Il s’agit de se mobiliser avec nos partenaires européens sur des mesures de protection pour notre industrie. L’industrie chimique connaît des difficultés depuis 2023, liées d’abord à l’explosion des coûts de l’énergie et à l’invasion de la Russie en Ukraine. Mais aujourd’hui, nous devons faire face à une surcapacité, notamment chinoise, qui cherche des débouchés en Europe à des prix défiant toute concurrence loyale. Le discours de la France est de porter auprès de la commission européenne la nécessité de protéger un certain nombre de molécules qui sont stratégiques pour des filières comme l’automobile. C’est un combat pour la préférence européenne qui se mène maintenant. J’entends beaucoup de gens parler de l’instabilité politique, dire vouloir faire sauter les gouvernements ici ou là, mais si nous ne sommes pas autour de la table, il n’y aura personne pour défendre l’industrie française. Les enjeux qui sont là appellent aussi à répondre aux enjeux de stabilité politique de notre pays.

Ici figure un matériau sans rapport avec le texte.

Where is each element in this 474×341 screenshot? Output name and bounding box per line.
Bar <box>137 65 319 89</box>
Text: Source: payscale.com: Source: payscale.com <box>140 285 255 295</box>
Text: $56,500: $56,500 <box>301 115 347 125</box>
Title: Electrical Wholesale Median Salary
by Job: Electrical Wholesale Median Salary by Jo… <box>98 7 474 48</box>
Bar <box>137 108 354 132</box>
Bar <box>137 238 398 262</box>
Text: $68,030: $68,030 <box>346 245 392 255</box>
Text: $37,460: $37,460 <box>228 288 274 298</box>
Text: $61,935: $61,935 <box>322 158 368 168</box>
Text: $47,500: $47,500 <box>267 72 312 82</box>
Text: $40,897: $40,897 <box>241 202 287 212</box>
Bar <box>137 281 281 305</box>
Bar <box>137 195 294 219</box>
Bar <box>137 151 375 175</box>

L’usine de Stellantis à Mulhouse est à l’arrêt cette semaine, pouvez-vous préciser la position de la France concernant la fin de la vente de véhicules thermiques à partir de 2035 ?
2035 doit rester un cap et un objectif pour parvenir à une production de véhicules décarbonés. La France n’est pas fermée à une flexibilité sur ces principes, mais la France veut aussi que les véhicules qui seront produits en Europe le soient avec un maximum de produits européens. C’est aussi la raison pour laquelle la France avance sur deux jambes. Certes, 2035 est un cap sur lequel il peut y avoir des flexibilités, mais il doit y avoir en parallèle le mécanisme de préférence européenne.
En dehors des secteurs de la chimie et de l’automobile, quelles sont vos priorités ?
L’autre filière où nous avons du pain sur la planche, c’est l’acier. Des mécanismes ont été récemment annoncés au niveau européen par Stéphane Séjourné, le vice-président de la Commission européenne en charge de la stratégie industrielle.
Qu’entendez-vous par le fait de "porter la voix de la France pour sortir de la naïveté" dans un contexte international de plus en plus débridé ?
Cela signifie assumer une politique de préférence européenne et une politique de protection de notre industrie. On ne peut pas simplement être les seuls bons élèves de la planète à respecter les règles de l’OMC. Il faut que l’on soit fort dans ce système et qu’on assume de se protéger pendant une certaine période. On voit bien qu’on fait aujourd’hui l’objet d’agressions de la part de certaines zones géographiques.